GPUs are still very limited, even compared to the SIMD instruction set. You couldn't make a CUDAjson the same way the SIMDjson library is built for example, because it doesnt handle SIMD branching in a way that accomodates it.

Second, again, the latency issue. GPUs are only good if you have a pipeline of data to constantly feed it, so that the PCIe transfer latency issue is minimal.

With PCIe 4 and 5 the latency issues are not as much a problem as they were, what with latency masking, gpudirect/storage-direct, busy-loop kernels (and hopefully soon scheduling libraries to make them easier to use) :-) and if you're really into real-time, computing time on NVIDIA GPUs has excellent jitter/stability and they are used in the very tight control loop of adaptive-optics (1ms-loop with mechanical actuators to drive).

The penalty for branching has reduced in the last years, but yeah it's still heavy, but if you're OK with a bit of wasted compute, you can do some 'speculative' execution and do both branches in different warps, use only one result...

But yes, you're still using an accelerator.

Depends on whether you measure workloads as "jobs" or "flops". If "flops", I would hazard that the bulk of computing on the planet right now is happening on GPUs.
Is Eigen still alive? There's been no release in 3 years, and no news about it: https://gitlab.com/libeigen/eigen/-/issues/2699
The master branch is active and people use Eigen today. The Discord has maintainers that are still active. Not sure how it could be considered "dead"?
The rise of frontend developers over the last 5 years learned everything must be new.

That a math library of all things could be complete is several orders of thinking beyond their ability. I'm sure the gut reaction is to downvote this for the embarrassing criticism, but in all seriousness, this is the right answer.

I realize asking for a new 4.0 release is fair (and the GitLab issue does have a highly upvoted request for a release).

But you can't just call things "dead" for no reason, it's in poor taste. It's feature-complete, not dead!

Sure code can be “feature complete” but the reality is the rest of the world changes, so there will be more and more friction for your users over time. For example someone in the issue mentions they need to use mainline to use eigen with cuda now.
Mathematics is a priori. It's beyond the world changing. You might be surprised to learn we still use Euclid's geometry despite it being thousands of years old.

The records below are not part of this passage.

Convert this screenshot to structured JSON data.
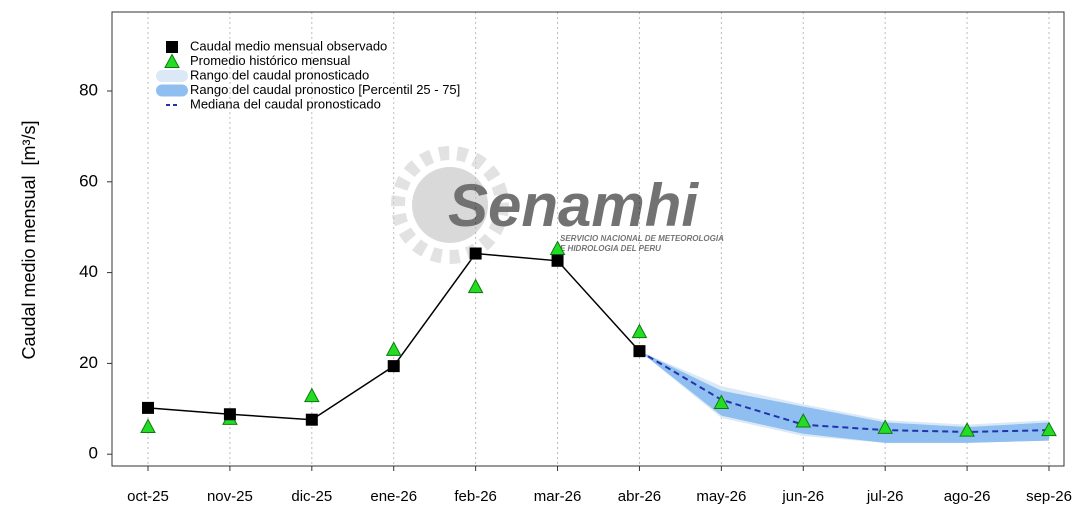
{
  "chart_data": {
    "type": "line",
    "ylabel": "Caudal medio mensual",
    "yunit": "[m³/s]",
    "categories": [
      "oct-25",
      "nov-25",
      "dic-25",
      "ene-26",
      "feb-26",
      "mar-26",
      "abr-26",
      "may-26",
      "jun-26",
      "jul-26",
      "ago-26",
      "sep-26"
    ],
    "ylim": [
      -2.6,
      97.4
    ],
    "yticks": [
      0,
      20,
      40,
      60,
      80
    ],
    "grid": "x",
    "legend": "upper-left",
    "watermark": {
      "logo": "Senamhi",
      "line1": "SERVICIO NACIONAL DE METEOROLOGIA",
      "line2": "E HIDROLOGIA DEL PERU"
    },
    "series": [
      {
        "name": "Caudal medio mensual observado",
        "type": "line",
        "marker": "square",
        "color": "#000000",
        "values": [
          10.2,
          8.8,
          7.6,
          19.4,
          44.2,
          42.6,
          22.7,
          null,
          null,
          null,
          null,
          null
        ]
      },
      {
        "name": "Promedio histórico mensual",
        "type": "scatter",
        "marker": "triangle",
        "color": "#22dd22",
        "values": [
          6.1,
          7.9,
          12.9,
          23.1,
          36.9,
          45.3,
          27.0,
          11.4,
          7.3,
          5.9,
          5.3,
          5.4
        ]
      },
      {
        "name": "Rango del caudal pronosticado",
        "type": "band",
        "color": "#dbe9f7",
        "lower": [
          null,
          null,
          null,
          null,
          null,
          null,
          22.7,
          8.0,
          4.0,
          2.5,
          2.5,
          3.0
        ],
        "upper": [
          null,
          null,
          null,
          null,
          null,
          null,
          22.7,
          15.0,
          11.0,
          7.5,
          6.5,
          7.5
        ]
      },
      {
        "name": "Rango del caudal pronostico [Percentil 25 - 75]",
        "type": "band",
        "color": "#8fbff0",
        "lower": [
          null,
          null,
          null,
          null,
          null,
          null,
          22.7,
          8.5,
          4.5,
          2.5,
          2.5,
          3.0
        ],
        "upper": [
          null,
          null,
          null,
          null,
          null,
          null,
          22.7,
          14.0,
          10.5,
          7.0,
          6.0,
          7.0
        ]
      },
      {
        "name": "Mediana del caudal pronosticado",
        "type": "line",
        "dash": true,
        "color": "#2233aa",
        "values": [
          null,
          null,
          null,
          null,
          null,
          null,
          22.7,
          12.0,
          6.5,
          5.3,
          4.9,
          5.3
        ]
      }
    ]
  }
}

What you're actually saying is you expect open source maintainers to add arbitrary functionality for free.

What? You mean I don't need to refactor and break API every 6 months?
I mean, it's not like linear algebra has changed that much in 4 years?
Randomized linear algebra and under-solving (mixed precision or fp32 instead of fp64) seem to be taking off more than in the past, mostly on gpu though (use of tensor cores, expensive fp64, memory bandwidth limits).

And I wish Eigen had a larger spectrum of 'solvers' you can chose from, depending on what you want. But in general I agree with you, except there's always a cycle to eke out somewhere, right?

Too many people have their brain rotted from the web dev world where things are reinvented every other week.